Terraferida's demands come in light of investigations by environment ministry agents into the use of water at golf courses. The group is criticising the fact that this use has been denounced by environmentalist associations for several years and also by the ministry's agents. So far, it notes, no golf course has been closed and only one - Andratx - has been fined. The environment ministry applied a sanction of 250,000 euros in July last year. In September 2016, an illegal well was discovered at the course. It was said to have been supplying some 7,000 cubic metres of water per day in the high season.

The agents, via their union (the CCOO), have themselves criticised the apparent "passivity" of the government. A union report, prepared by the agents, points to what are considered to be unjustifiable delays in the processing of cases related to golf courses. Specifically named are Son Gual in Palma, Camp de Mar (Andratx), Vall d'Or (Felanitx) and Son Termens (Bunyola).

Terraferida says of Son Gual that there have been suspicions for years. In 2011, the environmentalists GOB formally denounced the use of water to the environment ministry. This complaint, claims Terraferida, never received a response. The CCOO report refers to another complaint, one in 2016, as it was alleged that the golf course was illegally extracting 6,500 cubic metres of water a day.

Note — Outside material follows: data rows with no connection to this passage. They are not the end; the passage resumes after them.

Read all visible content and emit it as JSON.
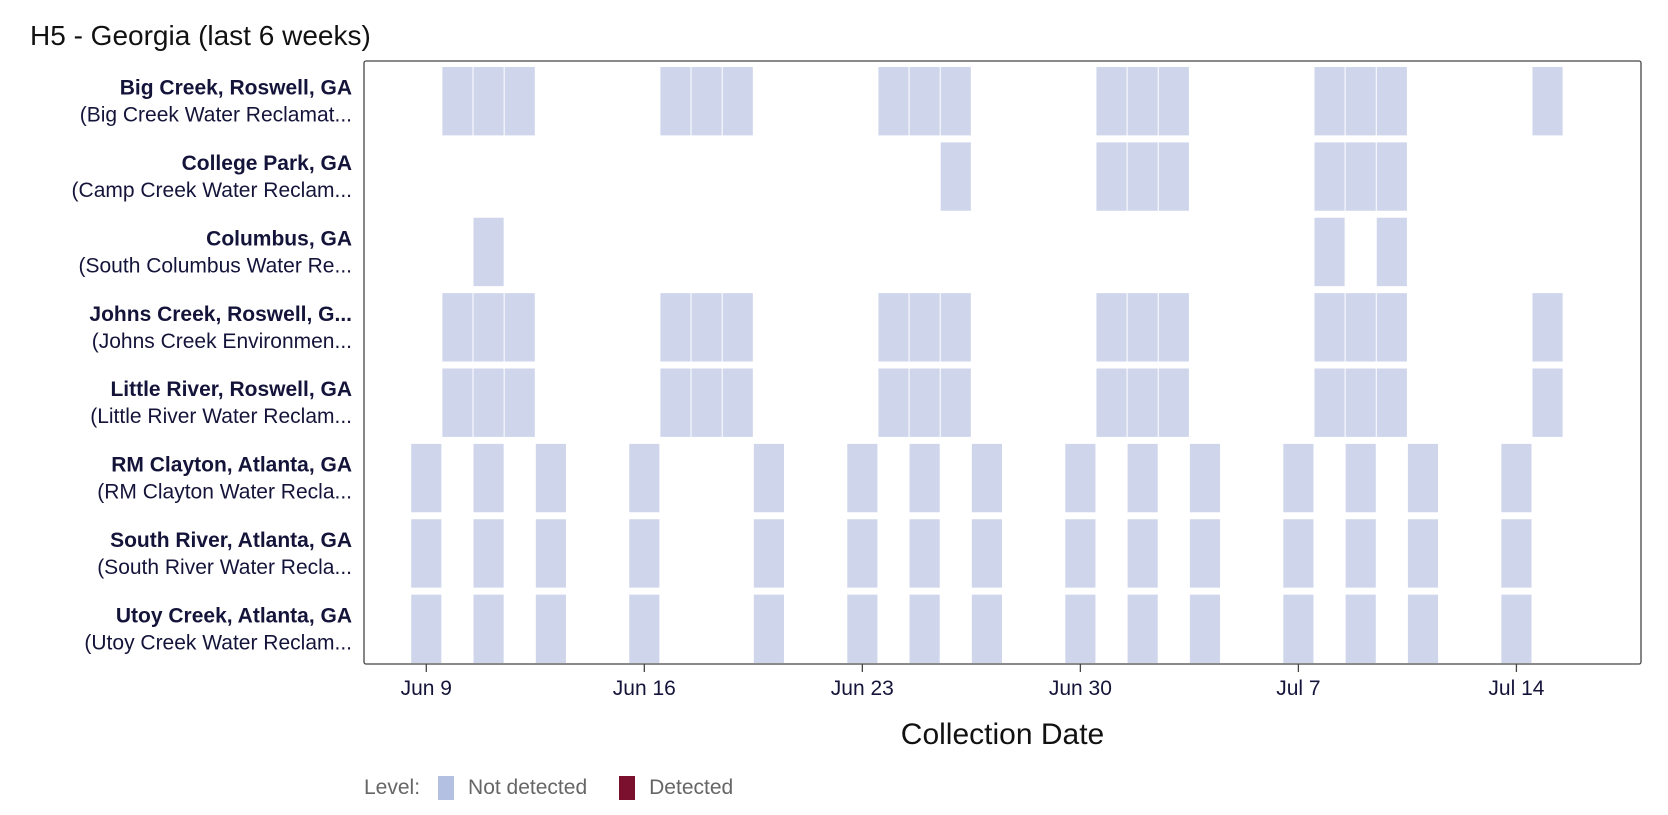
{
  "chart_data": {
    "type": "heatmap",
    "title": "H5 - Georgia (last 6 weeks)",
    "xlabel": "Collection Date",
    "x_ticks": [
      "Jun 9",
      "Jun 16",
      "Jun 23",
      "Jun 30",
      "Jul 7",
      "Jul 14"
    ],
    "x_tick_dates": [
      "2024-06-09",
      "2024-06-16",
      "2024-06-23",
      "2024-06-30",
      "2024-07-07",
      "2024-07-14"
    ],
    "x_range": [
      "2024-06-07",
      "2024-07-18"
    ],
    "colors": {
      "not_detected": "#cfd6ec",
      "detected": "#7a0f2e",
      "not_detected_legend": "#b4c0e2"
    },
    "legend": {
      "title": "Level:",
      "items": [
        "Not detected",
        "Detected"
      ],
      "position": "bottom"
    },
    "sites": [
      {
        "name": "Big Creek, Roswell, GA",
        "facility": "(Big Creek Water Reclamat...",
        "samples": [
          "2024-06-10",
          "2024-06-11",
          "2024-06-12",
          "2024-06-17",
          "2024-06-18",
          "2024-06-19",
          "2024-06-24",
          "2024-06-25",
          "2024-06-26",
          "2024-07-01",
          "2024-07-02",
          "2024-07-03",
          "2024-07-08",
          "2024-07-09",
          "2024-07-10",
          "2024-07-15"
        ]
      },
      {
        "name": "College Park, GA",
        "facility": "(Camp Creek Water Reclam...",
        "samples": [
          "2024-06-26",
          "2024-07-01",
          "2024-07-02",
          "2024-07-03",
          "2024-07-08",
          "2024-07-09",
          "2024-07-10"
        ]
      },
      {
        "name": "Columbus, GA",
        "facility": "(South Columbus Water Re...",
        "samples": [
          "2024-06-11",
          "2024-07-08",
          "2024-07-10"
        ]
      },
      {
        "name": "Johns Creek, Roswell, G...",
        "facility": "(Johns Creek Environmen...",
        "samples": [
          "2024-06-10",
          "2024-06-11",
          "2024-06-12",
          "2024-06-17",
          "2024-06-18",
          "2024-06-19",
          "2024-06-24",
          "2024-06-25",
          "2024-06-26",
          "2024-07-01",
          "2024-07-02",
          "2024-07-03",
          "2024-07-08",
          "2024-07-09",
          "2024-07-10",
          "2024-07-15"
        ]
      },
      {
        "name": "Little River, Roswell, GA",
        "facility": "(Little River Water Reclam...",
        "samples": [
          "2024-06-10",
          "2024-06-11",
          "2024-06-12",
          "2024-06-17",
          "2024-06-18",
          "2024-06-19",
          "2024-06-24",
          "2024-06-25",
          "2024-06-26",
          "2024-07-01",
          "2024-07-02",
          "2024-07-03",
          "2024-07-08",
          "2024-07-09",
          "2024-07-10",
          "2024-07-15"
        ]
      },
      {
        "name": "RM Clayton, Atlanta, GA",
        "facility": "(RM Clayton Water Recla...",
        "samples": [
          "2024-06-09",
          "2024-06-11",
          "2024-06-13",
          "2024-06-16",
          "2024-06-20",
          "2024-06-23",
          "2024-06-25",
          "2024-06-27",
          "2024-06-30",
          "2024-07-02",
          "2024-07-04",
          "2024-07-07",
          "2024-07-09",
          "2024-07-11",
          "2024-07-14"
        ]
      },
      {
        "name": "South River, Atlanta, GA",
        "facility": "(South River Water Recla...",
        "samples": [
          "2024-06-09",
          "2024-06-11",
          "2024-06-13",
          "2024-06-16",
          "2024-06-20",
          "2024-06-23",
          "2024-06-25",
          "2024-06-27",
          "2024-06-30",
          "2024-07-02",
          "2024-07-04",
          "2024-07-07",
          "2024-07-09",
          "2024-07-11",
          "2024-07-14"
        ]
      },
      {
        "name": "Utoy Creek, Atlanta, GA",
        "facility": "(Utoy Creek Water Reclam...",
        "samples": [
          "2024-06-09",
          "2024-06-11",
          "2024-06-13",
          "2024-06-16",
          "2024-06-20",
          "2024-06-23",
          "2024-06-25",
          "2024-06-27",
          "2024-06-30",
          "2024-07-02",
          "2024-07-04",
          "2024-07-07",
          "2024-07-09",
          "2024-07-11",
          "2024-07-14"
        ]
      }
    ]
  }
}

The group goes on to attack the fact that the International Golf Fair in November 2016 took place at Son Termens at a time when a file had been opened regarding the use of water at the golf course. A total of 860,000 euros of public money was spent on staging and promoting the fair: 560,000 euros came from the tourism ministry and the Council of Majorca, the rest from Turespaña. The private sector, says Terraferida, contributed only 63,000 euros.

The environment ministry agents are said to have uncovered a total of ten illegal wells. The law obliges golf courses to use treated water. Using water from the water network for greens and fairways is prohibited, and by water network this includes extractions straight from aquifers. The decline in the levels of certain aquifers was one reason why the agents started to make inspections.